Que la société ait besoin d’assigner un signifiant à la mort et de la
circonscrire pour éviter un envahissement mortifère n’est pas nouveau, nous l’avons dit. La tuberculose ou la peste dans d’autres temps
prenaient cette place. Que les malades marqués participent à un
montage symbolique, les protégeant ainsi que l’ensemble de la collectivité d’une vérité aveuglante, n’est pas non plus choquant, si cela
leur permet de vivre, avec le cancer et à la société de survivre.
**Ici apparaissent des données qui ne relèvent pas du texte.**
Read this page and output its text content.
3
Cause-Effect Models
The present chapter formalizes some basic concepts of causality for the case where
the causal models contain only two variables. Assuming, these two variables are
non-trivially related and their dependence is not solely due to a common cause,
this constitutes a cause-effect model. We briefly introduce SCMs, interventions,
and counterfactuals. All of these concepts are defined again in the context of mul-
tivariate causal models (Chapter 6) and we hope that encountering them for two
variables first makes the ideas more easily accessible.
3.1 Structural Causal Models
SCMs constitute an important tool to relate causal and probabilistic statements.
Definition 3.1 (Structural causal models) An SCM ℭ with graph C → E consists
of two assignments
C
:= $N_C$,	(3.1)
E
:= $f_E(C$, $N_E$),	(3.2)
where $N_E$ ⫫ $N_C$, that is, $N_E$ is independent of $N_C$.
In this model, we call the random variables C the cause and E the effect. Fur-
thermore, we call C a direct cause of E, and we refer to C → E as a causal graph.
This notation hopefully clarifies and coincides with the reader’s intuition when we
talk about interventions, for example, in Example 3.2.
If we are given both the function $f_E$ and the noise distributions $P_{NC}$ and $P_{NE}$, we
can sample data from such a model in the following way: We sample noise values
Ce qui
nous interroge c’est la justification par la science, « la médecine
basée sur les preuves », d’une organisation qui reste toujours de
l’ordre d’un choix politique et individuellement d’indications thérapeutiques qui sont au mieux un compromis prudentiel adaptable et
discutable.
L’ensemble du système médical évidemment complexe peut se
décliner selon de multiples logiques : médicales, institutionnelles,
économiques et anthropologiques. Il nous semble qu’il y a comme un
aveuglement à ne retenir que la logique de l’efficacité portée par la
techno-science, voire à confondre toutes les logiques. La nécessité du
symbolique dans la pratique médicale n’est plus à démontrer ; elle
peut s’arrimer à l’efficacité technique mais elle n’en a ni les mêmes
temporalités ni les mêmes nécessités. Don et sacrifice peuvent éclairer en partie des motivations individuelles obscures et des mécanismes collectifs peut-être inquiétants, ils peuvent aussi nous alerter
sur l’aspect indiscutable du discours médical, qui impose trop souvent sous couvert de vérités démontrées des attitudes qui devraient
relever de choix collectifs et individuels.